Airdate: May 30th, 2023
 

Our guest on The Spark Tuesday says he writes weird stories.

Cliff Lewis’ debut novel is called We The Future and it’s about an asthmatic boy, Jonah, who is worried about his future as the climate is changing and is thrown a lifeline from Sunny, a girl visiting from the future. Along the way Jonah is tasked with recruiting 600 of his classmates to fight climate change.

Cliff Lewis talked about his inspiration for writing the book,”I had an experience a few years ago in my community that really changed my life and changed the lives of a lot of people in our town in Lancaster, Pennsylvania. There was a congressional campaign and my family volunteered to get involved, and we were using our house as a staging location and as a little bit of backup support. The campaign sent this crew of young climate activists from a group called the Sunrise Movement. They came to our house. They helped us run the operation. And it was meeting these young activists that completely reshaped my understanding of the crisis and what people can do about it. They worked with such incredible urgency like like not like a workaholic that can’t pull themselves away from their smartphone, but like like a first responder on their way to a four alarm fire.

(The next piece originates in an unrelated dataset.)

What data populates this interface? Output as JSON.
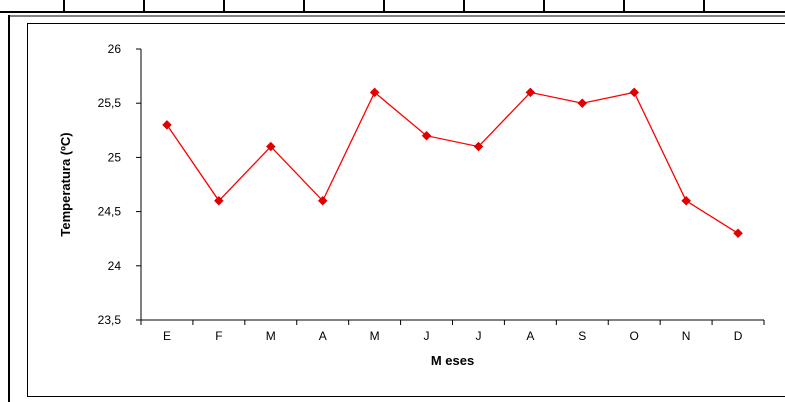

And it was that urgency that I saw in their eyes and the sense of community and camaraderie that they had all the while that really lit the spark that led to what is now this book called We The Future.”

Lewis said the book is geared middle-school aged kids,” I was listening to an interview actually with the author David Wallace-Wells, who wrote an excellent book called The Uninhabitable Earth, which is exploring worst case scenarios around the climate crisis. And in that interview, he said, We have so few stories. Even though climate crisis is arguably the defining historical event of this century, we have so few stories and so few examples of popular storytelling that really directly tackle this subject. We’ve got a lot of popular storytelling that tangentially addresses it or metaphorically addresses it, but what about stories that directly address it? And he was saying there is there’s a dearth of that. And as a writer myself and a creative person, it was like I felt this the calling come upon me in that moment and the spark of that idea sort of lit in that moment. And I thought, I can do this. I can write a story. And more specifically, yeah, I can write a story for young readers. That’s just something I’ve always had a passion to do, is to is to communicate with young people.”

Jonah is the main character in the story but Sunny, the girl from the future, has a big impact on Jonah and what he has to do to fight climate change,”He’s tried to strip his life of anything that grows his carbon footprint and he’s trying to basically tackle the climate crisis as a one kid army alone. And the big message that Sunny brings to Jonah at the opening of the story is only you can save the world, but you’ll never do it alone. And she encourages him to network out, to build connections, to organize, and then build those friendships. Because it’s not just about networking. Networking is when I say networking, it sounds very functional, very utilitarian. But what we’re really talking about when you’re organizing together with other people who are who are feeling the same passion that you are, who are facing the same fears that you are, that’s not just a network, that those are friendships, and some of those friendships can last a lifetime. So, Jonah, at the beginning of the story is a very lonely kid. And through this journey of organizing and friend building and advocating for a better future, he finds with the help of Sunny the friendships that he had so desperately needed when the story began.”